Landmark judgements surrounding Rights of Persons with Disabilities Act, 2016
Rajive Raturi vs. Union of India & Ors. (2018)
In this case, the Hon’ble court had directed the Bar Council of India (BCI) for Law Colleges and the UGC for other Colleges/Universities to constitute a Committee for persons with disabilities to undertake a detailed study for making provisions with respect to accessibility, pedagogy and also to suggest the modalities for implementing those suggestions, their funding and monitoring, etc. Not only this the Committee will have to lay down the time limits within which such suggestions could be implemented.
Jeeja Ghosh & Anr vs. Union Of India & Ors (2016)
The facts of the case, in a nutshell, are that Ms. Jeeja Ghosh is a disabled person who suffers from cerebral palsy. During a journey from Kolkata to Goa via airline. She was ordered by the staff of SpiceJet Ltd. to get off the plane because of her disability.
Aggrieved by the incident, she filed a Writ Petition under Article 32 of the Constitution of India, stating that the behaviour of airline crew was discriminatory.
The Hon’ble Court said that Jeeja Ghosh was not given appropriate, fair and reasonable treatment for which she was required to show due sensitivity and the decision to de-board her in the given circumstances was an example of a total lack of sensitivity.
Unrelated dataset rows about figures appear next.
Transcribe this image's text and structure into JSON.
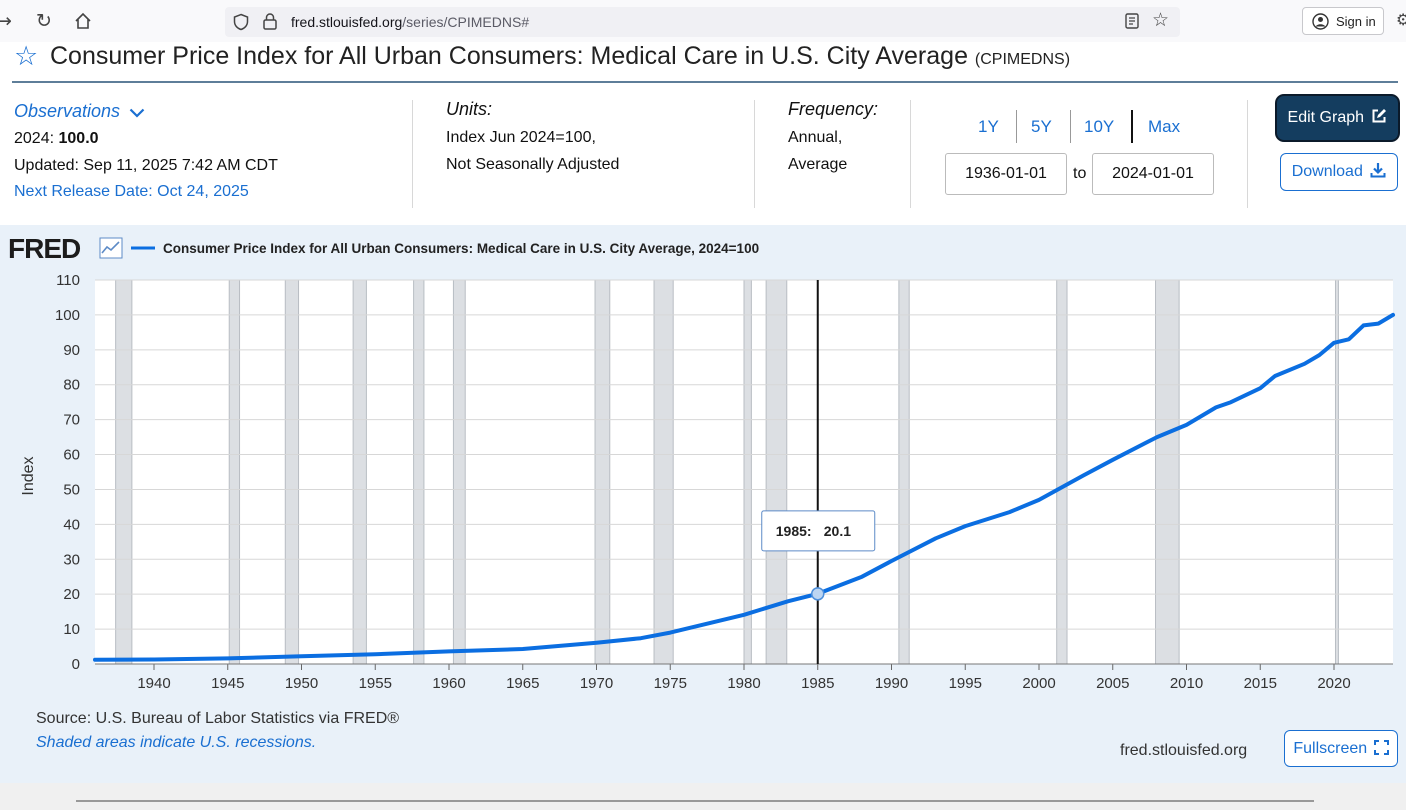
{
  "browser": {
    "url_host": "fred.stlouisfed.org",
    "url_path": "/series/CPIMEDNS#",
    "signin_label": "Sign in"
  },
  "title": {
    "main": "Consumer Price Index for All Urban Consumers: Medical Care in U.S. City Average",
    "code": "(CPIMEDNS)"
  },
  "observations": {
    "label": "Observations",
    "year": "2024:",
    "value": "100.0",
    "updated": "Updated: Sep 11, 2025 7:42 AM CDT",
    "next_release": "Next Release Date: Oct 24, 2025"
  },
  "units": {
    "label": "Units:",
    "line1": "Index Jun 2024=100,",
    "line2": "Not Seasonally Adjusted"
  },
  "frequency": {
    "label": "Frequency:",
    "line1": "Annual,",
    "line2": "Average"
  },
  "range": {
    "buttons": [
      "1Y",
      "5Y",
      "10Y",
      "Max"
    ],
    "start": "1936-01-01",
    "to_label": "to",
    "end": "2024-01-01"
  },
  "actions": {
    "edit_label": "Edit Graph",
    "download_label": "Download"
  },
  "colors": {
    "line": "#0b6ee1",
    "recession": "#dcdfe3",
    "accent": "#1a6fd1",
    "dark_button": "#143d5f"
  },
  "chart_data": {
    "type": "line",
    "logo": "FRED",
    "title": "Consumer Price Index for All Urban Consumers: Medical Care in U.S. City Average, 2024=100",
    "xlabel": "",
    "ylabel": "Index",
    "xlim": [
      1936,
      2024
    ],
    "ylim": [
      0,
      110
    ],
    "x_ticks": [
      1940,
      1945,
      1950,
      1955,
      1960,
      1965,
      1970,
      1975,
      1980,
      1985,
      1990,
      1995,
      2000,
      2005,
      2010,
      2015,
      2020
    ],
    "y_ticks": [
      0,
      10,
      20,
      30,
      40,
      50,
      60,
      70,
      80,
      90,
      100,
      110
    ],
    "recessions": [
      [
        1937.4,
        1938.5
      ],
      [
        1945.1,
        1945.8
      ],
      [
        1948.9,
        1949.8
      ],
      [
        1953.5,
        1954.4
      ],
      [
        1957.6,
        1958.3
      ],
      [
        1960.3,
        1961.1
      ],
      [
        1969.9,
        1970.9
      ],
      [
        1973.9,
        1975.2
      ],
      [
        1980.0,
        1980.5
      ],
      [
        1981.5,
        1982.9
      ],
      [
        1990.5,
        1991.2
      ],
      [
        2001.2,
        2001.9
      ],
      [
        2007.9,
        2009.5
      ],
      [
        2020.1,
        2020.3
      ]
    ],
    "series": [
      {
        "name": "Consumer Price Index for All Urban Consumers: Medical Care in U.S. City Average, 2024=100",
        "x": [
          1936,
          1940,
          1945,
          1950,
          1955,
          1960,
          1965,
          1970,
          1973,
          1975,
          1980,
          1983,
          1985,
          1988,
          1990,
          1993,
          1995,
          1998,
          2000,
          2003,
          2005,
          2008,
          2010,
          2012,
          2013,
          2015,
          2016,
          2018,
          2019,
          2020,
          2021,
          2022,
          2023,
          2024
        ],
        "y": [
          1.2,
          1.3,
          1.6,
          2.2,
          2.8,
          3.6,
          4.3,
          6.1,
          7.4,
          9.0,
          14.1,
          18.0,
          20.1,
          25.0,
          29.5,
          36.0,
          39.5,
          43.5,
          47.0,
          54.0,
          58.5,
          65.0,
          68.5,
          73.5,
          75.0,
          79.0,
          82.5,
          86.0,
          88.5,
          92.0,
          93.0,
          97.0,
          97.5,
          100.0
        ]
      }
    ],
    "tooltip": {
      "year": "1985:",
      "value": "20.1",
      "x": 1985,
      "y": 20.1
    },
    "source": "Source: U.S. Bureau of Labor Statistics via FRED®",
    "note": "Shaded areas indicate U.S. recessions.",
    "site": "fred.stlouisfed.org"
  },
  "fullscreen_label": "Fullscreen"
}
The Hon’ble Court found that SpiceJet acted in an insensitive manner and awarded Rs. 10, 00, 000 as damages.
Avni Prakash vs. National Testing Agency (2021)
The fact of the case, in nutshell, was that the petitioner was suffering from dysgraphia with 40% permanent disability. When she appeared for the National Eligibility and Entrance Test (NEET), she was denied the relaxation.
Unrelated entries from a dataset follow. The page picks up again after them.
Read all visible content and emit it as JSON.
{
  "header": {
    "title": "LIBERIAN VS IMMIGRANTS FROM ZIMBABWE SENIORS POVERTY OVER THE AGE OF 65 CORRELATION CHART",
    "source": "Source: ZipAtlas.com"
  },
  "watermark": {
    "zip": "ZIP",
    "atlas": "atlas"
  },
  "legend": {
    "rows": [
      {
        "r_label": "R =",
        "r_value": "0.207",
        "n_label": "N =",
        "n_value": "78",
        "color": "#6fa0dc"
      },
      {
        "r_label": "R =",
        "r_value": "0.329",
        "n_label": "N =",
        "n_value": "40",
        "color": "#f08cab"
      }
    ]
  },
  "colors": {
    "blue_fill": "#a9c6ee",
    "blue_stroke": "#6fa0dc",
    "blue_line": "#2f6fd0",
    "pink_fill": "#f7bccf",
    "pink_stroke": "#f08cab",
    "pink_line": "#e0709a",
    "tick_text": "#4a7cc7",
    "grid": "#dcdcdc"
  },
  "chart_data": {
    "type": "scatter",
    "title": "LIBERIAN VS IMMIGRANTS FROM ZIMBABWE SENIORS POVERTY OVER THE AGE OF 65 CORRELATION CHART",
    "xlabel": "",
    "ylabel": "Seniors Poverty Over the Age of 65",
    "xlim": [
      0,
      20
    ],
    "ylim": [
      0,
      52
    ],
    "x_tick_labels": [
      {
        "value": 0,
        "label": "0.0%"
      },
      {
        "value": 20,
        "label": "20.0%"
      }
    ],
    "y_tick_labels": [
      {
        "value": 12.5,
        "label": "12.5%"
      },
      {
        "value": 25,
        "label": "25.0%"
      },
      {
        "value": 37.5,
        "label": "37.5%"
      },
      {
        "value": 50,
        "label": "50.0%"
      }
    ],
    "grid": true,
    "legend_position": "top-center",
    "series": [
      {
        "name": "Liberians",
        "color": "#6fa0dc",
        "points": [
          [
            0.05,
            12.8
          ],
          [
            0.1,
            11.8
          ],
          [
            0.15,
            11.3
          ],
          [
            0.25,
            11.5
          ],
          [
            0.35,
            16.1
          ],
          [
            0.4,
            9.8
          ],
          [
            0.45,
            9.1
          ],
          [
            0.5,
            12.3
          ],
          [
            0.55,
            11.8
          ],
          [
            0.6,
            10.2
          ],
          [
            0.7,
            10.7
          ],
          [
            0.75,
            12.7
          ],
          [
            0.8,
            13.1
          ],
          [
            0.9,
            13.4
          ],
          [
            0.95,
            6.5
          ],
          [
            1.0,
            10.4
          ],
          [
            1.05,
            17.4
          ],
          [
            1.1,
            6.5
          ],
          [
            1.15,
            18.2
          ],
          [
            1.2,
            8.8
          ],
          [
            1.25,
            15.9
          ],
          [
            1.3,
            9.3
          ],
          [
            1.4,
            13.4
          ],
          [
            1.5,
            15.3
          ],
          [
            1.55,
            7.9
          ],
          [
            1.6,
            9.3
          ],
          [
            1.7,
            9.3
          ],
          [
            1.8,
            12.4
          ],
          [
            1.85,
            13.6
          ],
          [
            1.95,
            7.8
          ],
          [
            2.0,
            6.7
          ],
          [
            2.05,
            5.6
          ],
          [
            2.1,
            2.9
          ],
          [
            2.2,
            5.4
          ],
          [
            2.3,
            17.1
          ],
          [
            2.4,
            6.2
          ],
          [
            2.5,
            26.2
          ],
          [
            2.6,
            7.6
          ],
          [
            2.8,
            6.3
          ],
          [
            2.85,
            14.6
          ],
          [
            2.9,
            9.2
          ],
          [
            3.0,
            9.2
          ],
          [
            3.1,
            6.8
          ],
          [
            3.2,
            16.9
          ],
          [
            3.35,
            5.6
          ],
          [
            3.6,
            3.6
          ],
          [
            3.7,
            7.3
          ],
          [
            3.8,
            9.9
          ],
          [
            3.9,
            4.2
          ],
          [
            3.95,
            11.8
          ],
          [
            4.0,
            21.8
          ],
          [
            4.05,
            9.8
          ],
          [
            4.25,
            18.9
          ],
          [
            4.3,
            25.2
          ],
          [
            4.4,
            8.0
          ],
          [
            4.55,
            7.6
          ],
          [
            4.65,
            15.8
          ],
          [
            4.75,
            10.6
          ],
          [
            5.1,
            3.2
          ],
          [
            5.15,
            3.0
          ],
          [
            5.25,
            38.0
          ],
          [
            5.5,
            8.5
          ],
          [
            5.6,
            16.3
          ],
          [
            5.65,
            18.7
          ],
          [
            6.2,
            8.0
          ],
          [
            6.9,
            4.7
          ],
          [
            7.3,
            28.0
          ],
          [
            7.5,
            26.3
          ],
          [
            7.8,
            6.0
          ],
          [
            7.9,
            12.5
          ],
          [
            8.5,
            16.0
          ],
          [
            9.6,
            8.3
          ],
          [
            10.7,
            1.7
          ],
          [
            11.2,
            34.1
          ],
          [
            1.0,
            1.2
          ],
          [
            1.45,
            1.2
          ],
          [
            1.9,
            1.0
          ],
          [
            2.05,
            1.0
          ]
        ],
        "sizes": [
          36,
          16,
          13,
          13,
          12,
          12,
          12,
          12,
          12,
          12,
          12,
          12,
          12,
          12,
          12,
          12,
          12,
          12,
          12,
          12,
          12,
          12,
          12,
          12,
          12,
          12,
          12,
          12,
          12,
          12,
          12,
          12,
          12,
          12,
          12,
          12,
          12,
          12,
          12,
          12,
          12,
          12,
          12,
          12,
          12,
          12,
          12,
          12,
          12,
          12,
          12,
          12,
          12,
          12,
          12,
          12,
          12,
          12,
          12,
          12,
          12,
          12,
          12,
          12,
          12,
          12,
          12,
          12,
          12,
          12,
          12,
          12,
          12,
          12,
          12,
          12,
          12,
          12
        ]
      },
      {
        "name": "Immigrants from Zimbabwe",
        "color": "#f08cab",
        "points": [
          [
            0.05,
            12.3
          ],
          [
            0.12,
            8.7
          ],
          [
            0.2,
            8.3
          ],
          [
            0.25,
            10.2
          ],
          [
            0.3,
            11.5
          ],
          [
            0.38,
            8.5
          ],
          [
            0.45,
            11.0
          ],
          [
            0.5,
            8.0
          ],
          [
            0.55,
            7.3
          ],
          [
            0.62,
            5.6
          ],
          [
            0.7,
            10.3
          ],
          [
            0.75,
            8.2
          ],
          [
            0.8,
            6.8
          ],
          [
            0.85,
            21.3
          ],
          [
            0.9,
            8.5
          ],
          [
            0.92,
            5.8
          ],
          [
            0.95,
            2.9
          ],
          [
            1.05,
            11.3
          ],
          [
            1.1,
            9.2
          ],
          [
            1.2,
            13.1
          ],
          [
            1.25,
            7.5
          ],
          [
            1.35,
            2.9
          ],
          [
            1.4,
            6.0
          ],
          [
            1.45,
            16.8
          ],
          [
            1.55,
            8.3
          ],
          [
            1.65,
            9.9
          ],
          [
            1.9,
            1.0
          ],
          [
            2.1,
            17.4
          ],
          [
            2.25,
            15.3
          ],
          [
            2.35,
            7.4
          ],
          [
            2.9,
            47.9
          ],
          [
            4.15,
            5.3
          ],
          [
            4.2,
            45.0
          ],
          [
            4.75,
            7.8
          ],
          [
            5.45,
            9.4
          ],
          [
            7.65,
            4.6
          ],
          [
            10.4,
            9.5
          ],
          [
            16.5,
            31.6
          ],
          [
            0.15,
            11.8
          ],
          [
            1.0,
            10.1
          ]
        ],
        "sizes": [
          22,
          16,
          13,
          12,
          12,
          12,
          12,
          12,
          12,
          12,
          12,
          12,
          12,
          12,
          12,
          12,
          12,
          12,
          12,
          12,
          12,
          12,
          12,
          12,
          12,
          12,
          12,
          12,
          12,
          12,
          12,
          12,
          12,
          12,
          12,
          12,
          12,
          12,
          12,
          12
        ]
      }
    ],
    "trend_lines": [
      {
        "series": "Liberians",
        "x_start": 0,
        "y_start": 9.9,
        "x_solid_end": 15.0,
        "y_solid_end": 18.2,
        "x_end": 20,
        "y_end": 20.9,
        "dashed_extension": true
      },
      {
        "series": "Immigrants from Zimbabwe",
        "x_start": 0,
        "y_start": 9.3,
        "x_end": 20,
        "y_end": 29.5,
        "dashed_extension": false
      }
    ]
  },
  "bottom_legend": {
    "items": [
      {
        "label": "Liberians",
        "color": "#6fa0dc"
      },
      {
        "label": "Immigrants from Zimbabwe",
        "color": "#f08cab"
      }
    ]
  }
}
The Court observed in this case that the National Testing Agency (NTA) was bound to follow the Guidelines on Written Examination. It was further observed that it was the duty of the NTA to ensure that all the designated centres were aware of the provisions made for persons with disabilities and that reasonable accommodation could be denied to them.
State Of Kerala vs. Leesamma Joseph (2021)
In this case, the issue was whether the persons with disabilities were entitled to reservation in promotion.
The Hon’ble Supreme Court has observed that the intention of the 1995 and 2016 Act is to ensure that the PWD are provided with equal opportunity, and such an opportunity can be provided only by granting them reservation in promotion.
Conclusion
From the title of this article, it is clear that the objective behind writing this article is to empower persons with disabilities and to discuss the key provisions of the Rights of Persons with Disabilities Act, 2016. That’s why all the sections of the RPWD Act, 2016 have not been discussed. The sections that have been discussed above are sufficient and can be invoked in cases of violation of any right given under the Act. Particularly Section 3 of the RPWD Act, 2016. The rights and entitlements given under Section 3 have a wider meaning and scope. For example- Section 3(1) – the right to equality, life with dignity and respect for his or her integrity equally with others. Section 3(3) – No person with a disability shall be discriminated against on the ground of disability. Section 3(4) – No person shall be deprived of his or her personal liberty only on the ground of disability.
So if any person with a disability faces any discrimination, whether it is related to accessibility, healthcare, access to justice, education, employment, sporting activities, etc., they can rely on Section 3 of the Act, and in case any person needs any assistance to invoke this section or any provisions of this Act, they can rely on Section 7(4)(c), where the right to free legal aid has been provided. Which means they can directly call the State Legal Services Authority and ask for legal assistance. Although, as per Section 39 of the RPWD Act, 2016, it is the duty and responsibility of the appropriate government to do awareness campaigns for persons with disabilities, being a citizen of India this is also our moral duty to empower persons with disabilities by spreading awareness about their rights.